I think that our field has been too captivated by individual psychology. We do not need to go rooting deep inside two individuals psyches in order to get to work helping their marriage. Research does not support the idea that this approach is necessary for effective outcomes. Nor is that what the couple are hiring us to do.

Inner work is great...in individual therapy. Couples therapy ought to be the "in-between" specialty.

Using three research-supported theories to address the wide array of marital stressors and problems, I offer a humanizing, practical approach to both spouses, in order to accomplish the task they signed up for: improving their marriage. 

After workshops I've taught over the decades, therapists tell me my material "validates their instincts."
That is my favorite compliment.  

Elizabeth D. Thomas, MS

I began working with my father in a community initiative setting in 2001, but it wasn't until 2005, helping run a marriage therapy directory, that I got more in the therapy weeds. I've been asking my father since, "What about teaching your approach to couples therapy?"  He said that there are already good models out there.

Perhaps timing is everything. Since 2001, I've had life throw everything at me: marriage, babies, serious health crises, more surgeries than I have fingers, and big career changes.

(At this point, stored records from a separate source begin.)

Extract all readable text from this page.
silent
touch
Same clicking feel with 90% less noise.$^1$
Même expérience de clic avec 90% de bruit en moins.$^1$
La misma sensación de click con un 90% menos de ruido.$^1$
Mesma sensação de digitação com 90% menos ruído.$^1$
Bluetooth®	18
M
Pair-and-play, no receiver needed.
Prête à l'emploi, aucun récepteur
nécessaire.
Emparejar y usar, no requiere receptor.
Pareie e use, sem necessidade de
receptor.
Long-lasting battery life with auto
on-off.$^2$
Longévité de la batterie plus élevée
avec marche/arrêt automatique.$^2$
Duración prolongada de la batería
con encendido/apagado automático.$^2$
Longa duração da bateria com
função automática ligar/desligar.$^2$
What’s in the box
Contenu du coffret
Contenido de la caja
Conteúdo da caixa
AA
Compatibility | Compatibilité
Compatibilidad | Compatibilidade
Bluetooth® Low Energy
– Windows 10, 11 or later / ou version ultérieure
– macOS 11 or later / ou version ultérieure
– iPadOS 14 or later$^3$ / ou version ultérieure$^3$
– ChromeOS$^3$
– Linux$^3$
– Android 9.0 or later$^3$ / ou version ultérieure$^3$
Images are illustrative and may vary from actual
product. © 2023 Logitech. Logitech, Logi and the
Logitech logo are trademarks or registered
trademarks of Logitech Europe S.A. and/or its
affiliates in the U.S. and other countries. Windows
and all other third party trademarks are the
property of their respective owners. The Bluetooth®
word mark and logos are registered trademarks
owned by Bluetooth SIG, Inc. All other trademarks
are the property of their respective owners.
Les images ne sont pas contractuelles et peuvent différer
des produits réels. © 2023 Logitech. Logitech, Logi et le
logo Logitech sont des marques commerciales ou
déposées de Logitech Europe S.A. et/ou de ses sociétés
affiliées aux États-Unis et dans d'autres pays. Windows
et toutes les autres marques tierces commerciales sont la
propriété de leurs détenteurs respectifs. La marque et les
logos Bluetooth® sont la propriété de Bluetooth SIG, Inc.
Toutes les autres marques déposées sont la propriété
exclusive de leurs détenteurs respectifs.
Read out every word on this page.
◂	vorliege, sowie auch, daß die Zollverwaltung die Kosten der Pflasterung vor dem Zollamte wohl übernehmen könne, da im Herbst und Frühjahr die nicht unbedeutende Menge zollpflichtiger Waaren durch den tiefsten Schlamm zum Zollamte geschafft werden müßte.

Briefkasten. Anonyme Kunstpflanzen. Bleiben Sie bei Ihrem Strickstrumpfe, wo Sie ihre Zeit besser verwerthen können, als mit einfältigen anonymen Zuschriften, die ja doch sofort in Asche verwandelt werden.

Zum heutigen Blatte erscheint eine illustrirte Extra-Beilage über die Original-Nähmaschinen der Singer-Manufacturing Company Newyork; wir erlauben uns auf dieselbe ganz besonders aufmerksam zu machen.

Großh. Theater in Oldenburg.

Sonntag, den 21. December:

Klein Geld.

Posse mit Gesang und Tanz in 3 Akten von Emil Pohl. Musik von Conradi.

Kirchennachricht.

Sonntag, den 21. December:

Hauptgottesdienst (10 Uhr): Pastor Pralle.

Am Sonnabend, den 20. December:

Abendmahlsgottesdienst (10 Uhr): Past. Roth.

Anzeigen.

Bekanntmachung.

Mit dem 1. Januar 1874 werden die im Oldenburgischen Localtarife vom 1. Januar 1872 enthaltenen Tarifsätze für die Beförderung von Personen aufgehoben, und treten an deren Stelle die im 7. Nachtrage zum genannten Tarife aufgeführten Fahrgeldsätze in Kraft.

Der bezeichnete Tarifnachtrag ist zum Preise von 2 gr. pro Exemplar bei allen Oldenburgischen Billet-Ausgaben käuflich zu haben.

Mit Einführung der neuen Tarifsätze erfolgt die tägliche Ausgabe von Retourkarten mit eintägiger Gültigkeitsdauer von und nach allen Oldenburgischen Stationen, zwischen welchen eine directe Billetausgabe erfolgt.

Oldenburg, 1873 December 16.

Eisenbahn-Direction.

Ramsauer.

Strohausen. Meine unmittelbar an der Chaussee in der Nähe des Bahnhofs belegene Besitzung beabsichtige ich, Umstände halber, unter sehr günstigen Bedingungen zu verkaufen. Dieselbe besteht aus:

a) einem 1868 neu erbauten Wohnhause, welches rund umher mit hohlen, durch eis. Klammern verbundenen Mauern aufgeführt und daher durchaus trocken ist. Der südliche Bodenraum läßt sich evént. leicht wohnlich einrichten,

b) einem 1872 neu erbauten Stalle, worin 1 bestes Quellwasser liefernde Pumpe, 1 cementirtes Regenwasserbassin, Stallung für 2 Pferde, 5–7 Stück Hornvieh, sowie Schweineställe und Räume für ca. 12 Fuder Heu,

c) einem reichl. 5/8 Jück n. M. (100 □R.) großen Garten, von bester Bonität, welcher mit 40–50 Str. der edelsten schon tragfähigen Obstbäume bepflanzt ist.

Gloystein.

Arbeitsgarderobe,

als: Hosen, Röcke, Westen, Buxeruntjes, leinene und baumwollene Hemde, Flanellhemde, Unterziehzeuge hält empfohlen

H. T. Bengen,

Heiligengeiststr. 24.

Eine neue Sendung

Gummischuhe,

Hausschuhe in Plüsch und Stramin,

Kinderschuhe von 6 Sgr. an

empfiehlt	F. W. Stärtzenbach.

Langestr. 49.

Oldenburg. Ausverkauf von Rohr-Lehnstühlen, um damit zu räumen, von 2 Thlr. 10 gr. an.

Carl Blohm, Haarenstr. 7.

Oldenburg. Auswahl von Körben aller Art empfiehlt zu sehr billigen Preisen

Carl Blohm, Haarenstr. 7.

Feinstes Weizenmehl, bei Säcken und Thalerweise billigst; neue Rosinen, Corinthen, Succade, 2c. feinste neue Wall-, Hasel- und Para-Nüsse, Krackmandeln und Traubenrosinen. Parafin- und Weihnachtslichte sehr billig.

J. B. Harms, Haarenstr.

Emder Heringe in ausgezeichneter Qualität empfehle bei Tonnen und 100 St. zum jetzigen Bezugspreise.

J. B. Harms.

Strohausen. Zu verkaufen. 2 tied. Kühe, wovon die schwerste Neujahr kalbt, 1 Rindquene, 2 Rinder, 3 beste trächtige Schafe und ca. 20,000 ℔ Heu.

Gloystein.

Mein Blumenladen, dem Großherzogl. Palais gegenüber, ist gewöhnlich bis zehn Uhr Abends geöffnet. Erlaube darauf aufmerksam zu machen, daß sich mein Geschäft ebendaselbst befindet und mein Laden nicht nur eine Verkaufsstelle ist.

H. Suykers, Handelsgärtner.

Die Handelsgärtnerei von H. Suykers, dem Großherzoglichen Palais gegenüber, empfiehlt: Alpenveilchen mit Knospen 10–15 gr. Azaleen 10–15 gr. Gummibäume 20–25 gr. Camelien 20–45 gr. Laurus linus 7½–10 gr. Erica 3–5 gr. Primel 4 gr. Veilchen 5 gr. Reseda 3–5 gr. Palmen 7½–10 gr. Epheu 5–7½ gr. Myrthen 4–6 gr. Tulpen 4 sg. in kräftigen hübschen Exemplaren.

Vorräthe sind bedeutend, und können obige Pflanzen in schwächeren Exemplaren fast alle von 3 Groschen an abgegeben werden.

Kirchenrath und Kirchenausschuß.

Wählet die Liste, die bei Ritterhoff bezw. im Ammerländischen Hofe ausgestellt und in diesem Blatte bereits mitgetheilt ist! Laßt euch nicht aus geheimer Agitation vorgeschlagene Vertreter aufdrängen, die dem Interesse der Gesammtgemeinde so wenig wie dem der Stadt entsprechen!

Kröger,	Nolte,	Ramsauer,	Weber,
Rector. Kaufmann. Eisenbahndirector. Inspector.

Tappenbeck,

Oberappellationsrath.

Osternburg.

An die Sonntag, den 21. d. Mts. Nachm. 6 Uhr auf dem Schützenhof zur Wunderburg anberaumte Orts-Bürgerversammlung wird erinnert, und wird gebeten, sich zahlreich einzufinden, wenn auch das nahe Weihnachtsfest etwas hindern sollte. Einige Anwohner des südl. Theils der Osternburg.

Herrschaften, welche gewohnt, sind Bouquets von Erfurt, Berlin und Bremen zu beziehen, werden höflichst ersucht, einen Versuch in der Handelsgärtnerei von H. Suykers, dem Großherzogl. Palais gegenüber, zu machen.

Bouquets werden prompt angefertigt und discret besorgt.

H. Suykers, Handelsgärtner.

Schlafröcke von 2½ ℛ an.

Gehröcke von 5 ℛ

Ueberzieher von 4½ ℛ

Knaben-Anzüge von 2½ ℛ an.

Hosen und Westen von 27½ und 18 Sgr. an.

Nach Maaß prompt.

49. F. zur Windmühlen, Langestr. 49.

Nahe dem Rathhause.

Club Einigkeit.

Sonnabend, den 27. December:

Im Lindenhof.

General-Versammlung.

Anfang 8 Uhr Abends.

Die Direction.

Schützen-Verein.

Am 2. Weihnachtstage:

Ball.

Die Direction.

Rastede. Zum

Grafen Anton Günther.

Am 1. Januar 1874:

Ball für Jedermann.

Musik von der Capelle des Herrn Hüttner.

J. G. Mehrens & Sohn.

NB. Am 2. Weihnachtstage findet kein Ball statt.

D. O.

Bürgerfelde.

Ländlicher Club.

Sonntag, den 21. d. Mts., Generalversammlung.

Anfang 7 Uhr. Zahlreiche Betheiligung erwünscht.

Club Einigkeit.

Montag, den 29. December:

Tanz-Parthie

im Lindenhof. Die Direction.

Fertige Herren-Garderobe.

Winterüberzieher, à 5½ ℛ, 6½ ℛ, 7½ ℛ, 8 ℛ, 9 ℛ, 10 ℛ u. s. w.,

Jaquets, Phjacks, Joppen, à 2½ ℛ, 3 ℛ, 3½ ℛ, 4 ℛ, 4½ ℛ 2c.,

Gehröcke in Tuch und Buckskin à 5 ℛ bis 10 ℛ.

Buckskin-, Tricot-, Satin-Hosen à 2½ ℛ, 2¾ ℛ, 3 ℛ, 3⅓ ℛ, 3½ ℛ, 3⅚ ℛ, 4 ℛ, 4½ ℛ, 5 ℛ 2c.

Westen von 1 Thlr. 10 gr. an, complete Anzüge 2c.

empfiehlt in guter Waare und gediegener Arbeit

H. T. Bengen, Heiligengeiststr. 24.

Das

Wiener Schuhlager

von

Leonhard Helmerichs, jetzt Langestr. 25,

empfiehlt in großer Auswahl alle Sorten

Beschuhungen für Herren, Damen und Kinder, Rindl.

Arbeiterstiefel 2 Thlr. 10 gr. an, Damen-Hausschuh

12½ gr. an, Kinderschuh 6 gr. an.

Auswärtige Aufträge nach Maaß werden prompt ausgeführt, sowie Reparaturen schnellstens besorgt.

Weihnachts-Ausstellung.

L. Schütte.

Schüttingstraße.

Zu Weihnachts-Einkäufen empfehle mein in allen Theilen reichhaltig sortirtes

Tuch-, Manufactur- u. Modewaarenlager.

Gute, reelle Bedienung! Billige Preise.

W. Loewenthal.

In 2013 I acquired my Masters in Marriage and Family Therapy from one of the oldest programs in the USA: University of Wisconsin-Stout.

It was there I began to realize who my father was, as he appeared in nearly every text book or article I was assigned.

In gathering his life story for this new venture, I am struck by a gift he and I share, which is to bridge very different areas of life, to better understand how and why humans as individuals, as dyads (in friendships or marriages or as patient-doctor), or as larger groups or associations, so often get in conflict and just how hard it is to get in synch again after. 

Here’s an example of an insight from our conversations:  Couples therapy is actually triadic work, yet our field sees it as dyadic therapy.   

Or another: couples therapy comes out of psychology, which as a field has focused first on individuals and secondarily on couples, with three-person and larger systems remaining mostly invisible. This has enormous implications for blind spots in couples therapy models. The most startling example?  Many couples are in complex stepfamilies, which can not be treated well if we only look at the couple system.

We won’t be sharing all of our conversations, as they got really nerdy (into research design,  the history of disciplines related to our work—sociology, family studies, epidemiologists, and of course all the various science and medical experts who have been vital to our understanding of the body and brain,) but we'll share the highlights.

And now, finally, we go public. With excitement and fear, we hope to attract therapists as fascinated and hopeful about the fate of the marital union as we are, to join us on our new adventure.